Kwaliteit is het laatste decennium een populair thema geworden in management- en organisatiekringen. Kwaliteit is een zeer ruim begrip dat op verschillende wijzen kan worden ingevuld. Meestal veronderstelt het effectiviteit, efficiëntie en klantgerichtheid. Praten in termen van kwaliteit roept ook vaak de noodzaak op beoordelingsnormen te scheppen en naar resultaten te kijken. Kwaliteitsbeleid is dan gericht op doelmatige en outputgerichte organisaties. Daarbij is een goede output niet louter een output die aan de vereiste technische specificaties voldoet, maar een output die door de klant als een goed wordt beoordeeld. Om een kwaliteitsbeleid te voeren moet de organisatie dus de behoeften en wensen van de klanten werkelijk tot uitgangspunt maken van haar werk. Dit geldt ook voor overheidsorganisaties, zeker nu de burger, als klant van de overheid, meer zelfbewust en assertief is geworden en hogere eisen stelt aan de overheid. Het niet tegemoet komen aan deze verhoogde eisen ligt aan de oorsprong van de kloof tussen de burger en zijn bestuur.
Bij vele gemeenten groeit het bewustzijn dat ze nieuwe wegen zullen moeten inslaan om die verhoogde verwachtingen in te lossen en de kloof met de burger te dichten. De afgelopen jaren is de maatschappelijke dynamiek immers niet voorbijgegaan aan de gemeentelijke overheden. Ook zij worden geconfronteerd met het marktgericht denken en handelen dat doordringt in de openbare instellingen en met socio-economische en maatschappelijke veranderingen zoals diffusere consumptiepatronen, individualisering van de samenleving, complexere maatschappelijke problemen en burgers die steeds mondiger worden en meer eisen stellen. Hierdoor moeten de gemeenten zich geleidelijk aan anders positioneren tegenover hun klanten (burgers, personeel, toeristen, organisaties, bedrijven). Daarnaast kan worden vastgesteld dat de hogere overheden op diverse beleidsterreinen een terugtredende beweging hebben gemaakt en taken afstoten naar lagere overheden (zij het nog wel met veel sturing).
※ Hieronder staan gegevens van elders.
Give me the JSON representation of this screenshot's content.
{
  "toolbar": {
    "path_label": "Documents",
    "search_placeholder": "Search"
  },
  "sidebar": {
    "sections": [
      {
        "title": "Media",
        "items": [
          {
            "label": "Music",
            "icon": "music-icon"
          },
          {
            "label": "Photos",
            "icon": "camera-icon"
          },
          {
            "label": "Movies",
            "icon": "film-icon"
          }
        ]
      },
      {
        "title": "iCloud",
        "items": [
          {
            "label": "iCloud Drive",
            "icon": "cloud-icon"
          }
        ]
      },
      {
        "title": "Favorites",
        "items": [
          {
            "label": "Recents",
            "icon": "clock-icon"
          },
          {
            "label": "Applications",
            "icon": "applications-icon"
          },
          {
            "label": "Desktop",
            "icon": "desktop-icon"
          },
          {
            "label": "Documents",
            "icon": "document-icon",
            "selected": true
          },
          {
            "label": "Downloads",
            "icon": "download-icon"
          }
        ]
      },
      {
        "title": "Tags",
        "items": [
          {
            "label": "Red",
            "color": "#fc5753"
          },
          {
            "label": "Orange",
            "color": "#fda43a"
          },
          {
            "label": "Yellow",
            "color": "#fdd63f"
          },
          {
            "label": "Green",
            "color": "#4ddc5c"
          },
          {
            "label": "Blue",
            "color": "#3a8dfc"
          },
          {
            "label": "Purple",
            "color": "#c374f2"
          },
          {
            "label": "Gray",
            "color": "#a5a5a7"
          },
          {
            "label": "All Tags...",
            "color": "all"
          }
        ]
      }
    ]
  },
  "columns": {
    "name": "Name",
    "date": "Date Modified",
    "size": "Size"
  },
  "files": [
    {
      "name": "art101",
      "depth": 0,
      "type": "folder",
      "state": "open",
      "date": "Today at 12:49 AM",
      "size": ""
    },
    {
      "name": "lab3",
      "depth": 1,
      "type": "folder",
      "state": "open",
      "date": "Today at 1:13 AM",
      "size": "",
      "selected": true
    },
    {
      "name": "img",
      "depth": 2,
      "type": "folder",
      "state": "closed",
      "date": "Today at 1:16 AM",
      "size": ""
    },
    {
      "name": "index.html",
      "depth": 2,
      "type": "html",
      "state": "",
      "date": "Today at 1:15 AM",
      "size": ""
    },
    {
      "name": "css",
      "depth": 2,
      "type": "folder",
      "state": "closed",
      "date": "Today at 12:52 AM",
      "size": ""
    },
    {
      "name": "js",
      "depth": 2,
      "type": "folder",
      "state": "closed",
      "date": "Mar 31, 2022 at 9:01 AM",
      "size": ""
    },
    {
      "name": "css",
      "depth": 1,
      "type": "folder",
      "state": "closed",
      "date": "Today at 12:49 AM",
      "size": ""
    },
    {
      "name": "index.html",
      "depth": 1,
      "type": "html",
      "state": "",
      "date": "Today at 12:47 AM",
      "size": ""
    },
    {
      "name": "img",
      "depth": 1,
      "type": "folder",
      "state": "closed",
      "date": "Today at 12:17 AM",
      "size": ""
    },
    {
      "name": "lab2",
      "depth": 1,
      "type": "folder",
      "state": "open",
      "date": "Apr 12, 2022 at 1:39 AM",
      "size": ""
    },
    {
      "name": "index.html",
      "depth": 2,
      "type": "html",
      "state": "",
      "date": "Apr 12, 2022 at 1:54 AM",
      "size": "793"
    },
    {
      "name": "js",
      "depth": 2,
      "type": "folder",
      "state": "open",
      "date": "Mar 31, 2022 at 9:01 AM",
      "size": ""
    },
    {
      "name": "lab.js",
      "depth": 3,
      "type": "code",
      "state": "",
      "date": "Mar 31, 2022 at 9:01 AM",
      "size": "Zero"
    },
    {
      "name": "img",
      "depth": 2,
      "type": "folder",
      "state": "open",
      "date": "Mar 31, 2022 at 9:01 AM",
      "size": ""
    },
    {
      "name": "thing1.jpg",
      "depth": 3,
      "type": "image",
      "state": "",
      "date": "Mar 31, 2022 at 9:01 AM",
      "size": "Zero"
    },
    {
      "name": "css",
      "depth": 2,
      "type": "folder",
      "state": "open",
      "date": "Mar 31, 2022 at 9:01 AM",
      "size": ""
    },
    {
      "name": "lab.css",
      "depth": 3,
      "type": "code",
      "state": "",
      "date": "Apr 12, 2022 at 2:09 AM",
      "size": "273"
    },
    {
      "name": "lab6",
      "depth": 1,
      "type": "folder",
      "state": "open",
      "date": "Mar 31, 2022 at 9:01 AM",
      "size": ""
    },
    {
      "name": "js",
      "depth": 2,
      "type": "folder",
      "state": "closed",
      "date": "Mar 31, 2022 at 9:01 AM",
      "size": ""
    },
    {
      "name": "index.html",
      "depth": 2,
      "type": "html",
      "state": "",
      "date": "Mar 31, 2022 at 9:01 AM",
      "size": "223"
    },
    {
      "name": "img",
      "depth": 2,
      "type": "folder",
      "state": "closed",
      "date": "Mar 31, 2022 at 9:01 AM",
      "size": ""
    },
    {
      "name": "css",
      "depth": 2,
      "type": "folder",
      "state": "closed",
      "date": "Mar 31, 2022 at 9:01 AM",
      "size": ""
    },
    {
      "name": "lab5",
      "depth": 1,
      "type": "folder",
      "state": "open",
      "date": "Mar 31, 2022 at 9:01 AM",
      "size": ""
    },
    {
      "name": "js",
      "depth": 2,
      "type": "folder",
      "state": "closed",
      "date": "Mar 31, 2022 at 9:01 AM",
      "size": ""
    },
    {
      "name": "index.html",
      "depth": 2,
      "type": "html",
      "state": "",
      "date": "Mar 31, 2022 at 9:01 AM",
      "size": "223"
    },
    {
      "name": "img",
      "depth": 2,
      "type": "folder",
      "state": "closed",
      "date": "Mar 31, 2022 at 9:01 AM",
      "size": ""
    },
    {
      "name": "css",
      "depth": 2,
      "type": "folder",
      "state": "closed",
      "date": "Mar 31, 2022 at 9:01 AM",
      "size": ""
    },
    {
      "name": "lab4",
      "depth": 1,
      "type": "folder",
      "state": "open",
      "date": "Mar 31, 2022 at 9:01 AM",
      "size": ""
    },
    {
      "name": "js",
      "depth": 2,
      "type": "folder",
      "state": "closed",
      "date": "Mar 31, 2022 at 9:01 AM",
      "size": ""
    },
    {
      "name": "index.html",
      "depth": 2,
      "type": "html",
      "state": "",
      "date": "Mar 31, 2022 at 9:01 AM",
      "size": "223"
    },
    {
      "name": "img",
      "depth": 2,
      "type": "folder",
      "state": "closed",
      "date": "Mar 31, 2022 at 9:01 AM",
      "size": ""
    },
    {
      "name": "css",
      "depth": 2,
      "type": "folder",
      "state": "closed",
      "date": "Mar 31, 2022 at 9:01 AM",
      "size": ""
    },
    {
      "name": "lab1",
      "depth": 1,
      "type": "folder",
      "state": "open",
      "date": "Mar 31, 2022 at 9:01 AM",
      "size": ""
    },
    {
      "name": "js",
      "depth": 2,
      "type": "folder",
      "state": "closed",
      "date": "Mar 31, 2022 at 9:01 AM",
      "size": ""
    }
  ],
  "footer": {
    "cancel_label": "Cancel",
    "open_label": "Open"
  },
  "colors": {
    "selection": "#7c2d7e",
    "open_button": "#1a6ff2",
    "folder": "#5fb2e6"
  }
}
Steeds meer gemeenten maken daarom de keuze om meer bedrijfsmatig met hun taken om te gaan en zich meer marktgericht te profileren. Dit moet echter met de nodige zorgvuldigheid gepaard gaan om te voorkomen dat dit revitaliseringbeleid het welzijn van de bevolking uiteindelijk meer aantast dan bevordert. Daarom is het noodzakelijk op een wetenschappelijk gefundeerde, professionele en pragmatische wijze inhoud te geven aan het gemeentelijk beleid. Dit betekent dat deze gemeenten bij het besturen nieuwe en professionele beleids- en beheersinstrumenten zullen moeten gebruiken. In een beperkt aantal gemeenten gebeurt dat vandaag al met technieken als contractmanagement, planning & control en zelfbeheer. Steeds meer gemeenten zullen dus op zoek gaan naar nieuwe instrumenten om het personeel te motiveren, naar efficiëntere communicatiemiddelen en naar aangepaste werkmethodes.
De managementprincipes van het bedrijfsleven sijpelen duidelijk de gemeentebesturen binnen. Enerzijds is dit een goede zaak naar de kwaliteit van het gemeentebestuur toe. Anderzijds mag niet worden vergeten dat een gemeentebestuur essentieel verschilt van een commerciële onderneming. De doelstellingen van het gemeentebestuur worden immers in min of meerdere mate bepaald door de kiezer. Tussen dit democratisch uitgangspunt en het bedrijfseconomisch aansturen van de gemeentelijke overheidsdiensten zou dus een permanente afstemming moeten gebeuren. De werking van de geresponsabiliseerde administratie moet op een permanente wijze worden geëvalueerd en bijgestuurd ten opzichte van de oorspronkelijke uitgangspunten, veelal vastgelegd in bestuursakkoorden of politieke beleidsnota’s.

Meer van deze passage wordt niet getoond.